Why did $4,200 vanish? Hidden successful retries.

The failure was not an outage. The agent looked healthy: tasks completed, traces were green, and the weekly dashboard showed a 96.8% success rate. The leak lived in the successful path. One tool node retried deterministic validation failures until the fifth attempt, then usually recovered after a larger model rewrote the arguments. Every incident ended as status=ok, so the normal failure alerts stayed quiet while the bill kept climbing.

Here is the shape I now grep for first in agent_trace_spans.jsonl, retry_policy.py, and cost_guard.yaml when an agent bill jumps without a matching traffic increase across OpenAI, Anthropic, or OpenRouter traffic.

node=tool_argument_repair
attempts=5
final_status=ok
first_error_class=json_schema_validation
last_model=frontier-reasoner
mean_input_tokens=2840
mean_output_tokens=312
chains_30d=1287
estimated_extra_cost_30d=$4,200

The trap is that most dashboards group by final status. If a chain succeeds on attempt five, it gets counted as success. The cost system does not care. It charged for attempts one, two, three, four, and five.

The detection query

Export traces for the last 7 to 30 days and group by the original error class, not the final outcome.

select
  node_name,
  first_error_class,
  count(*) as chains,
  avg(retry_count) as avg_retries,
  sum(input_tokens + output_tokens) as tokens_burned,
  sum(cost_usd) as cost_usd,
  avg(case when final_status = 'ok' then 1 else 0 end) as final_success_rate
from agent_trace_spans
where retry_count > 0
group by 1, 2
sort by cost_usd desc
limit 20;

Then split errors into two buckets:

Error class	Retry policy	Why
provider_429	retry with backoff	Usually transient.
provider_5xx	retry with jitter	Usually transient.
network_timeout	retry with cap	Sometimes transient.
json_schema_validation	fail fast or repair locally	Same prompt often repeats the same wrong shape.
unknown_tool_name	fail fast	The requested tool does not exist.
policy_block	fail fast	Repeating the same call rarely changes the answer.
enum_mismatch	local repair first	Cheap deterministic fix.

The expensive class is the one with a high final success rate and a high retry count. That means your agent eventually works, but only after paying several times for the same semantic mistake.

The fix that usually wins

Do not make the large model repair every malformed argument from scratch. Add a local repair stage before the second model call.
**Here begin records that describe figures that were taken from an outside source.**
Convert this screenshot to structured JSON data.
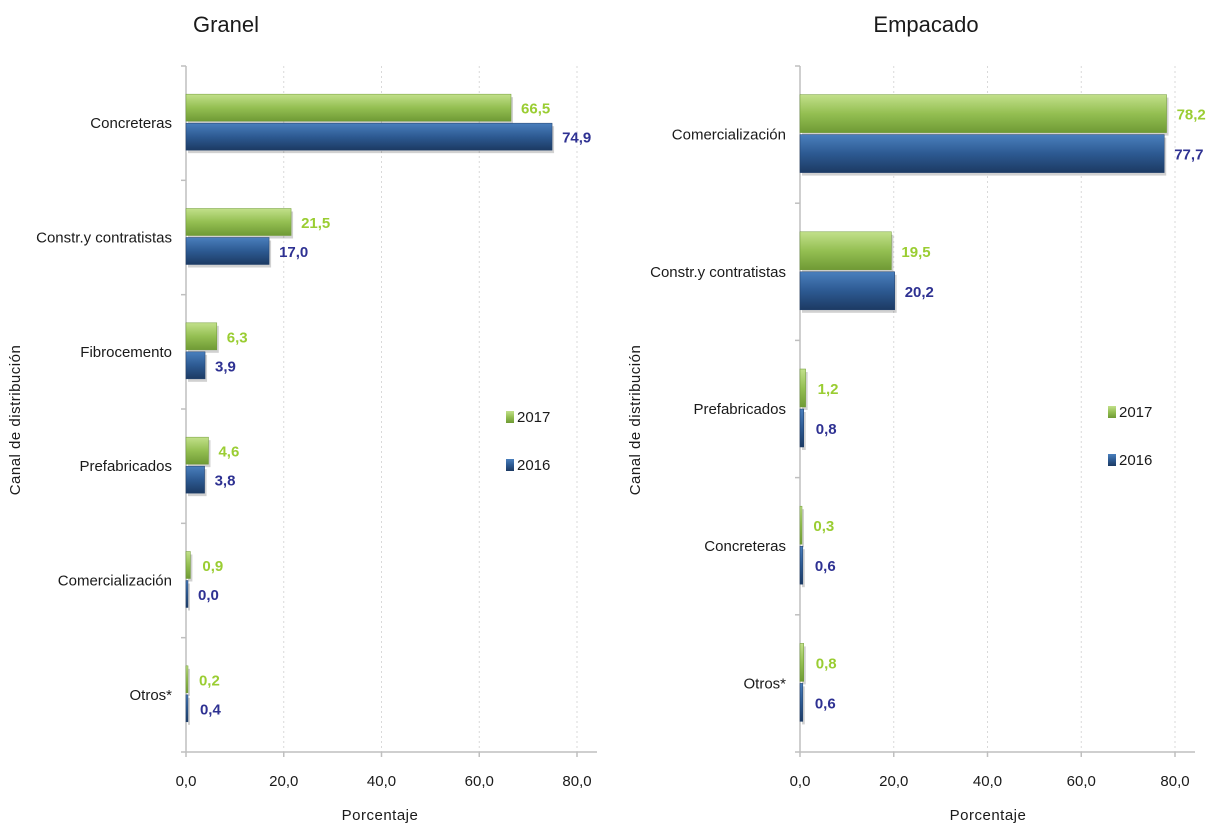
{
  "colors": {
    "s2017_light": "#a9cf6a",
    "s2017_dark": "#6f9a35",
    "s2017_label": "#9acd32",
    "s2016_light": "#3d6fa8",
    "s2016_dark": "#1f3f6b",
    "s2016_label": "#2e3192",
    "axis": "#bfbfbf",
    "grid": "#d9d9d9"
  },
  "chart_data": [
    {
      "type": "bar",
      "orientation": "horizontal",
      "title": "Granel",
      "xlabel": "Porcentaje",
      "ylabel": "Canal de distribución",
      "xlim": [
        0,
        80
      ],
      "xticks": [
        "0,0",
        "20,0",
        "40,0",
        "60,0",
        "80,0"
      ],
      "categories": [
        "Concreteras",
        "Constr.y contratistas",
        "Fibrocemento",
        "Prefabricados",
        "Comercialización",
        "Otros*"
      ],
      "series": [
        {
          "name": "2017",
          "values": [
            66.5,
            21.5,
            6.3,
            4.6,
            0.9,
            0.2
          ],
          "labels": [
            "66,5",
            "21,5",
            "6,3",
            "4,6",
            "0,9",
            "0,2"
          ]
        },
        {
          "name": "2016",
          "values": [
            74.9,
            17.0,
            3.9,
            3.8,
            0.0,
            0.4
          ],
          "labels": [
            "74,9",
            "17,0",
            "3,9",
            "3,8",
            "0,0",
            "0,4"
          ]
        }
      ],
      "legend": "right"
    },
    {
      "type": "bar",
      "orientation": "horizontal",
      "title": "Empacado",
      "xlabel": "Porcentaje",
      "ylabel": "Canal de distribución",
      "xlim": [
        0,
        80
      ],
      "xticks": [
        "0,0",
        "20,0",
        "40,0",
        "60,0",
        "80,0"
      ],
      "categories": [
        "Comercialización",
        "Constr.y contratistas",
        "Prefabricados",
        "Concreteras",
        "Otros*"
      ],
      "series": [
        {
          "name": "2017",
          "values": [
            78.2,
            19.5,
            1.2,
            0.3,
            0.8
          ],
          "labels": [
            "78,2",
            "19,5",
            "1,2",
            "0,3",
            "0,8"
          ]
        },
        {
          "name": "2016",
          "values": [
            77.7,
            20.2,
            0.8,
            0.6,
            0.6
          ],
          "labels": [
            "77,7",
            "20,2",
            "0,8",
            "0,6",
            "0,6"
          ]
        }
      ],
      "legend": "right"
    }
  ]
}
def classify_error(error):
    if error.kind in {"rate_limit", "provider_5xx", "network_timeout"}:
        return "transient"
    if error.kind in {"json_schema_validation", "enum_mismatch", "unknown_tool_name"}:
        return "deterministic"
    return "unknown"


def next_step(error, payload):
    kind = classify_error(error)
    if kind == "transient":
        return retry_with_backoff(payload, max_attempts=3)
    if kind == "deterministic":
        repaired = cheap_schema_repair(payload, error.schema)
        if repaired.valid:
            return run_tool(repaired.payload)
        return fail_fast(error)
    return retry_once_then_escalate(payload)
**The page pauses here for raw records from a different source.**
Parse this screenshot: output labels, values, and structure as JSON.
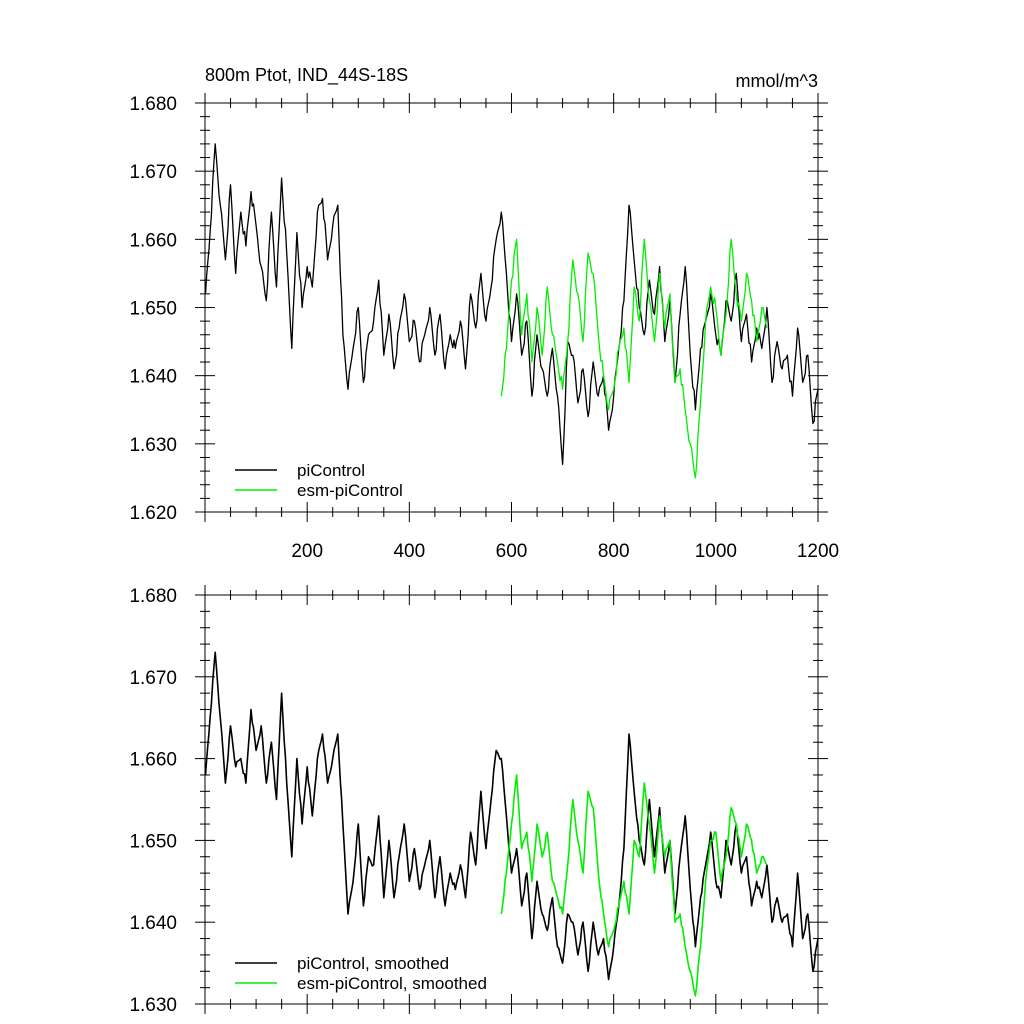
{
  "chart_data": [
    {
      "type": "line",
      "title": "800m Ptot, IND_44S-18S",
      "units": "mmol/m^3",
      "xlim": [
        0,
        1200
      ],
      "ylim": [
        1.62,
        1.68
      ],
      "xticks": [
        200,
        400,
        600,
        800,
        1000,
        1200
      ],
      "xtick_labels": [
        "200",
        "400",
        "600",
        "800",
        "1000",
        "1200"
      ],
      "yticks": [
        1.62,
        1.63,
        1.64,
        1.65,
        1.66,
        1.67,
        1.68
      ],
      "ytick_labels": [
        "1.620",
        "1.630",
        "1.640",
        "1.650",
        "1.660",
        "1.670",
        "1.680"
      ],
      "grid": false,
      "legend_position": "bottom-left",
      "series": [
        {
          "name": "piControl",
          "color": "#000000",
          "x": [
            1,
            10,
            20,
            30,
            40,
            50,
            60,
            70,
            80,
            90,
            100,
            110,
            120,
            130,
            140,
            150,
            160,
            170,
            180,
            190,
            200,
            210,
            220,
            230,
            240,
            250,
            260,
            270,
            280,
            290,
            300,
            310,
            320,
            330,
            340,
            350,
            360,
            370,
            380,
            390,
            400,
            410,
            420,
            430,
            440,
            450,
            460,
            470,
            480,
            490,
            500,
            510,
            520,
            530,
            540,
            550,
            560,
            570,
            580,
            590,
            600,
            610,
            620,
            630,
            640,
            650,
            660,
            670,
            680,
            690,
            700,
            710,
            720,
            730,
            740,
            750,
            760,
            770,
            780,
            790,
            800,
            810,
            820,
            830,
            840,
            850,
            860,
            870,
            880,
            890,
            900,
            910,
            920,
            930,
            940,
            950,
            960,
            970,
            980,
            990,
            1000,
            1010,
            1020,
            1030,
            1040,
            1050,
            1060,
            1070,
            1080,
            1090,
            1100,
            1110,
            1120,
            1130,
            1140,
            1150,
            1160,
            1170,
            1180,
            1190,
            1200
          ],
          "values": [
            1.652,
            1.661,
            1.674,
            1.665,
            1.657,
            1.668,
            1.655,
            1.664,
            1.659,
            1.667,
            1.662,
            1.656,
            1.651,
            1.664,
            1.653,
            1.669,
            1.658,
            1.644,
            1.661,
            1.65,
            1.656,
            1.653,
            1.664,
            1.666,
            1.657,
            1.662,
            1.665,
            1.646,
            1.638,
            1.644,
            1.65,
            1.639,
            1.646,
            1.648,
            1.654,
            1.643,
            1.649,
            1.641,
            1.647,
            1.652,
            1.645,
            1.648,
            1.642,
            1.646,
            1.65,
            1.643,
            1.649,
            1.641,
            1.646,
            1.644,
            1.648,
            1.641,
            1.652,
            1.647,
            1.655,
            1.648,
            1.653,
            1.66,
            1.664,
            1.655,
            1.645,
            1.652,
            1.643,
            1.648,
            1.637,
            1.646,
            1.641,
            1.637,
            1.644,
            1.637,
            1.627,
            1.645,
            1.643,
            1.636,
            1.641,
            1.634,
            1.642,
            1.637,
            1.64,
            1.632,
            1.637,
            1.644,
            1.651,
            1.665,
            1.657,
            1.65,
            1.646,
            1.654,
            1.649,
            1.656,
            1.645,
            1.651,
            1.639,
            1.649,
            1.656,
            1.643,
            1.635,
            1.644,
            1.648,
            1.652,
            1.646,
            1.643,
            1.651,
            1.648,
            1.655,
            1.645,
            1.649,
            1.642,
            1.647,
            1.644,
            1.65,
            1.639,
            1.645,
            1.641,
            1.643,
            1.637,
            1.647,
            1.639,
            1.643,
            1.633,
            1.638
          ]
        },
        {
          "name": "esm-piControl",
          "color": "#00ee00",
          "x": [
            580,
            590,
            600,
            610,
            620,
            630,
            640,
            650,
            660,
            670,
            680,
            690,
            700,
            710,
            720,
            730,
            740,
            750,
            760,
            770,
            780,
            790,
            800,
            810,
            820,
            830,
            840,
            850,
            860,
            870,
            880,
            890,
            900,
            910,
            920,
            930,
            940,
            950,
            960,
            970,
            980,
            990,
            1000,
            1010,
            1020,
            1030,
            1040,
            1050,
            1060,
            1070,
            1080,
            1090,
            1100
          ],
          "values": [
            1.637,
            1.644,
            1.654,
            1.66,
            1.646,
            1.652,
            1.642,
            1.65,
            1.643,
            1.653,
            1.646,
            1.642,
            1.638,
            1.645,
            1.657,
            1.652,
            1.645,
            1.658,
            1.655,
            1.646,
            1.64,
            1.635,
            1.638,
            1.644,
            1.647,
            1.639,
            1.653,
            1.648,
            1.66,
            1.651,
            1.645,
            1.655,
            1.647,
            1.652,
            1.639,
            1.641,
            1.635,
            1.63,
            1.625,
            1.636,
            1.648,
            1.653,
            1.65,
            1.643,
            1.649,
            1.66,
            1.652,
            1.648,
            1.655,
            1.651,
            1.645,
            1.65,
            1.647
          ]
        }
      ]
    },
    {
      "type": "line",
      "xlim": [
        0,
        1200
      ],
      "ylim": [
        1.63,
        1.68
      ],
      "yticks": [
        1.63,
        1.64,
        1.65,
        1.66,
        1.67,
        1.68
      ],
      "ytick_labels": [
        "1.630",
        "1.640",
        "1.650",
        "1.660",
        "1.670",
        "1.680"
      ],
      "grid": false,
      "legend_position": "bottom-left",
      "series": [
        {
          "name": "piControl, smoothed",
          "color": "#000000",
          "x": [
            1,
            10,
            20,
            30,
            40,
            50,
            60,
            70,
            80,
            90,
            100,
            110,
            120,
            130,
            140,
            150,
            160,
            170,
            180,
            190,
            200,
            210,
            220,
            230,
            240,
            250,
            260,
            270,
            280,
            290,
            300,
            310,
            320,
            330,
            340,
            350,
            360,
            370,
            380,
            390,
            400,
            410,
            420,
            430,
            440,
            450,
            460,
            470,
            480,
            490,
            500,
            510,
            520,
            530,
            540,
            550,
            560,
            570,
            580,
            590,
            600,
            610,
            620,
            630,
            640,
            650,
            660,
            670,
            680,
            690,
            700,
            710,
            720,
            730,
            740,
            750,
            760,
            770,
            780,
            790,
            800,
            810,
            820,
            830,
            840,
            850,
            860,
            870,
            880,
            890,
            900,
            910,
            920,
            930,
            940,
            950,
            960,
            970,
            980,
            990,
            1000,
            1010,
            1020,
            1030,
            1040,
            1050,
            1060,
            1070,
            1080,
            1090,
            1100,
            1110,
            1120,
            1130,
            1140,
            1150,
            1160,
            1170,
            1180,
            1190,
            1200
          ],
          "values": [
            1.658,
            1.665,
            1.673,
            1.665,
            1.657,
            1.664,
            1.659,
            1.66,
            1.657,
            1.666,
            1.661,
            1.664,
            1.657,
            1.662,
            1.655,
            1.668,
            1.657,
            1.648,
            1.66,
            1.652,
            1.659,
            1.653,
            1.66,
            1.663,
            1.657,
            1.66,
            1.663,
            1.652,
            1.641,
            1.645,
            1.652,
            1.642,
            1.648,
            1.647,
            1.653,
            1.643,
            1.65,
            1.643,
            1.648,
            1.652,
            1.645,
            1.649,
            1.644,
            1.647,
            1.65,
            1.643,
            1.648,
            1.642,
            1.646,
            1.644,
            1.647,
            1.643,
            1.651,
            1.647,
            1.656,
            1.649,
            1.655,
            1.661,
            1.66,
            1.653,
            1.646,
            1.649,
            1.642,
            1.646,
            1.638,
            1.645,
            1.641,
            1.639,
            1.643,
            1.637,
            1.635,
            1.641,
            1.64,
            1.636,
            1.64,
            1.634,
            1.64,
            1.636,
            1.638,
            1.633,
            1.637,
            1.642,
            1.649,
            1.663,
            1.656,
            1.65,
            1.647,
            1.655,
            1.648,
            1.654,
            1.646,
            1.65,
            1.641,
            1.648,
            1.653,
            1.644,
            1.637,
            1.643,
            1.647,
            1.651,
            1.645,
            1.643,
            1.65,
            1.647,
            1.652,
            1.646,
            1.648,
            1.642,
            1.645,
            1.643,
            1.647,
            1.64,
            1.643,
            1.64,
            1.641,
            1.637,
            1.646,
            1.638,
            1.641,
            1.634,
            1.638
          ]
        },
        {
          "name": "esm-piControl, smoothed",
          "color": "#00ee00",
          "x": [
            580,
            590,
            600,
            610,
            620,
            630,
            640,
            650,
            660,
            670,
            680,
            690,
            700,
            710,
            720,
            730,
            740,
            750,
            760,
            770,
            780,
            790,
            800,
            810,
            820,
            830,
            840,
            850,
            860,
            870,
            880,
            890,
            900,
            910,
            920,
            930,
            940,
            950,
            960,
            970,
            980,
            990,
            1000,
            1010,
            1020,
            1030,
            1040,
            1050,
            1060,
            1070,
            1080,
            1090,
            1100
          ],
          "values": [
            1.641,
            1.646,
            1.652,
            1.658,
            1.649,
            1.651,
            1.645,
            1.652,
            1.648,
            1.651,
            1.645,
            1.643,
            1.641,
            1.647,
            1.655,
            1.65,
            1.646,
            1.656,
            1.654,
            1.646,
            1.641,
            1.637,
            1.639,
            1.642,
            1.645,
            1.641,
            1.65,
            1.648,
            1.657,
            1.652,
            1.646,
            1.653,
            1.648,
            1.65,
            1.64,
            1.641,
            1.637,
            1.634,
            1.631,
            1.637,
            1.645,
            1.65,
            1.651,
            1.645,
            1.648,
            1.654,
            1.652,
            1.648,
            1.652,
            1.65,
            1.646,
            1.648,
            1.647
          ]
        }
      ]
    }
  ]
}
For schema failures, a small local model or even a deterministic coercion function often beats another frontier call. The key is to measure repair quality against a 50 to 100 example eval. If local repair holds within tolerance, make the expensive model the exception path, not the default path.
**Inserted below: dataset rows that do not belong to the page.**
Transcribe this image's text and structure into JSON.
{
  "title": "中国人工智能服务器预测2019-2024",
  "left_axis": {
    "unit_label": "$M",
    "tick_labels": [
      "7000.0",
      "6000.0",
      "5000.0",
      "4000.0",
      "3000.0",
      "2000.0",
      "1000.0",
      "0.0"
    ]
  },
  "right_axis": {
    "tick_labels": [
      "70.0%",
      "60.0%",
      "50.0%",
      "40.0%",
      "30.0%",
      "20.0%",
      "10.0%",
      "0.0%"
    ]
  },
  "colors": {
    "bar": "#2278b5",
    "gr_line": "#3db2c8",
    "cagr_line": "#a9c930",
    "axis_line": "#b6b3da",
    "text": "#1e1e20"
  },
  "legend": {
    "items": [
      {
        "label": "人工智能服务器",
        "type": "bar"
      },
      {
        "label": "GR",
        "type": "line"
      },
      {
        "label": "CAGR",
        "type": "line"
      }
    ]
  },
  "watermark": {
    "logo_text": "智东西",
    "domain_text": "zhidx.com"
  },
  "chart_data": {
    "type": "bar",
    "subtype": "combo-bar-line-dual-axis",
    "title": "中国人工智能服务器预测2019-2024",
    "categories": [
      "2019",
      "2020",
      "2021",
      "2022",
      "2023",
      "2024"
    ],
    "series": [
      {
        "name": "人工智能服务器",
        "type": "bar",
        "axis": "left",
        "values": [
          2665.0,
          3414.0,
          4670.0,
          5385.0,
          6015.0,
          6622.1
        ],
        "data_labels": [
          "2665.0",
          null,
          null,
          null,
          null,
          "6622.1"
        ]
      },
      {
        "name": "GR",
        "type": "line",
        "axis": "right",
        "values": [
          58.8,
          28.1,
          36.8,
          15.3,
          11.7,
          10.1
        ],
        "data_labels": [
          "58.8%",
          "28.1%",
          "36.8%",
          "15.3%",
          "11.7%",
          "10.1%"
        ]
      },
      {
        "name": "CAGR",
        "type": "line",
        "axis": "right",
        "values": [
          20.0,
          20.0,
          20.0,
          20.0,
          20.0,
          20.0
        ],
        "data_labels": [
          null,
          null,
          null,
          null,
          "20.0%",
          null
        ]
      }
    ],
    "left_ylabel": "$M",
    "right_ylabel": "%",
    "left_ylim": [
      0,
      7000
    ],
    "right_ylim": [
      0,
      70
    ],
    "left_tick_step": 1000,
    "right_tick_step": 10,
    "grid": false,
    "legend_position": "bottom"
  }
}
The alert I wish more teams had

Add one metric beside success rate:

cost_per_successful_chain = total_chain_cost / successful_chains

Then alert on week-over-week movement by node:

if cost_per_successful_chain(node) > 1.35 * trailing_4_week_median(node):
    page("success got more expensive")

That alert catches the silent failure mode: the product still works, users still get answers, but each answer quietly costs 2x to 10x more than last week.